Ces dernières années, entre Churston et Paignton, on a construit le long de la côte des routes neuves bordées de bungalows et de petites villas. Sir Carmichael s’était rendu acquéreur d’un terrain de deux acres d’où l’on jouissait d’une vue splendide sur l’océan. La maison qu’il avait fait bâtir était de style moderne : rectangle blanc fort agréable à l’œil. À part deux grandes galeries renfermant ses collections, la demeure n’était pas très spacieuse.

Nous y arrivâmes vers huit heures du matin. Un policier de la localité nous attendait à la gare et nous mit au courant de la situation. Chaque soir, Sir Carmichael Clarke faisait, après dîner, une petite promenade dans la campagne. Lorsque le poste de police téléphona, quelques minutes après onze heures, on constata que le maître de la maison n’était pas rentré. Comme il suivait d’ordinaire le même chemin, on ne tarda pas à retrouver son corps. La mort provenait d’un coup frappé sur la nuque au moyen d’un objet très lourd. Sur le cadavre, un horaire A.B.C. ouvert était placé, la couverture au-dessus.

Ainsi que je l’ai déjà dit, nous arrivâmes vers huit heures à la villa de Sir Carmichael Clarke, dénommée « Combeside ». La porte nous fut ouverte par un vieux valet de chambre, dont les mains tremblantes et les traits bouleversés trahissaient l’émotion.

— Bonjour, Deveril, dit le policier local.

— Bonjour, Monsieur Wells.

— Ces messieurs viennent de Londres, Deveril, annonça son compagnon.
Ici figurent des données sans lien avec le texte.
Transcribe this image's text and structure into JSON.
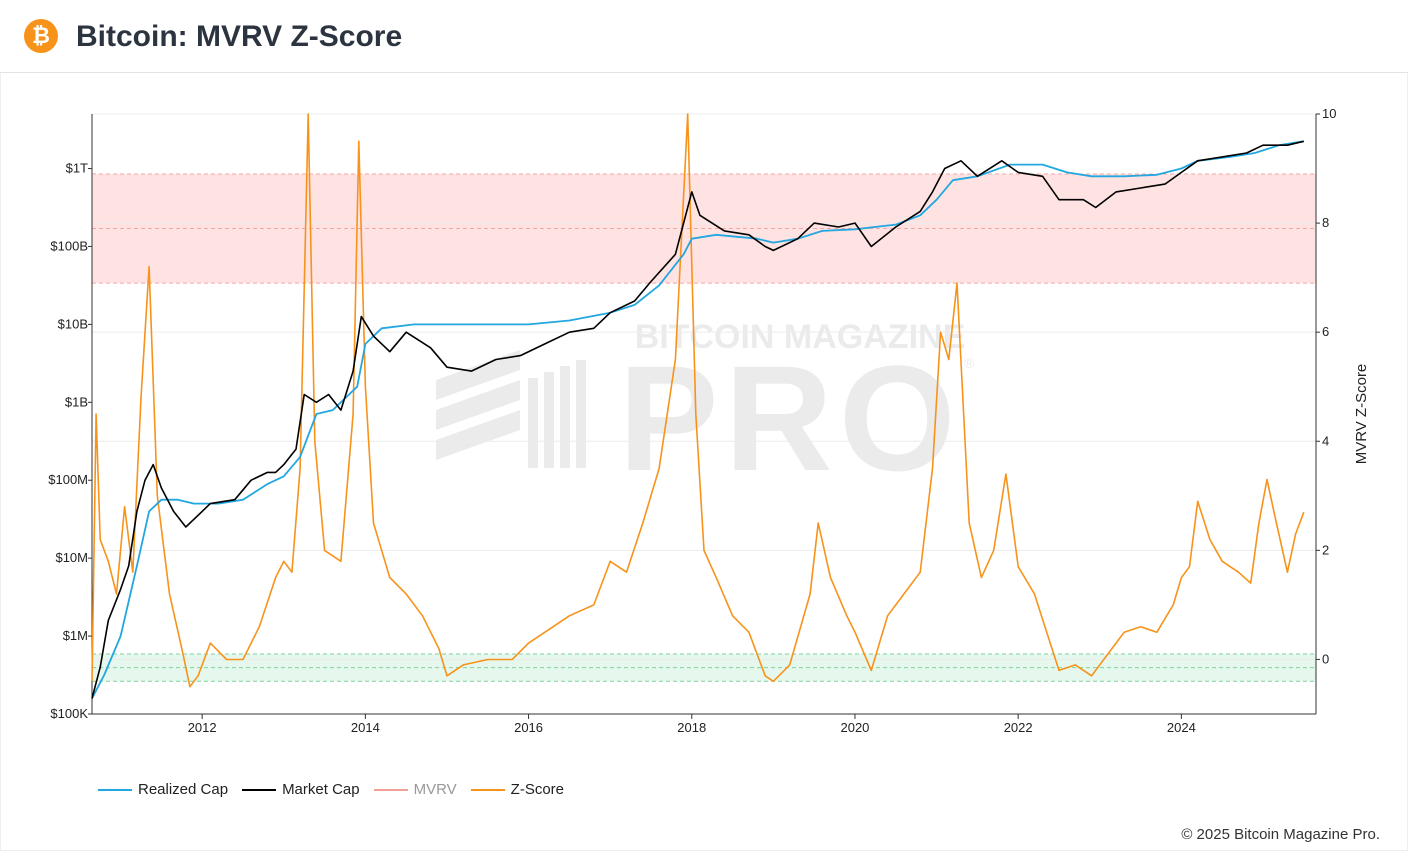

— Veuillez me suivre, Messieurs.

Le domestique nous fit entrer dans une longue salle à manger où le petit déjeuner était servi, et ajouta :

— Je vais appeler M. Franklin.

Une minute ou deux plus tard, un grand gaillard blond, au visage bronzé par le soleil, pénétra dans la pièce.

C’était Franklin Clarke, l’unique frère de la victime.

Il avait l’air calme et décidé d’un homme habitué à affronter les situations difficiles.

— Bonjour, messieurs.

L’inspecteur Wells fit les présentations :

— Je vous présente M. l’inspecteur Crome, de Scotland Yard, M. Hercule Poirot et… euh… le capitaine Hayter.

— Hastings, rectifiai-je avec une certaine froideur.

Franklin nous serra la main à tour de rôle, tout en nous dévisageant l’un après l’autre d’un regard scrutateur.

— Voulez-vous accepter à déjeuner ? Nous discuterons de la situation tout en nous restaurant.

Personne ne s’y opposa et bientôt nous nous régalions d’excellents œufs au jambon arrosés de café.

Franklin Clarke aborda le sujet qui nous préoccupait :

— L’inspecteur Wells m’a raconté hier soir, de façon assez brève, l’histoire la plus abracadabrante que j’aie jamais entendue. Inspecteur Crome, dois-je réellement croire que mon pauvre frère est la victime d’un fou qui a déjà commis trois meurtres en laissant chaque fois un horaire de chemins de fer A.B.C. à côté de la victime ?

— Tels sont en substance les faits, Monsieur Clarke.

— Mais pourquoi ces crimes ? Quel profit peut en tirer un assassin à l’imagination même des plus désaxées ?

Poirot approuva d’un signe de tête.

— Au moins, vous allez droit au but, Monsieur Franklin, dit-il.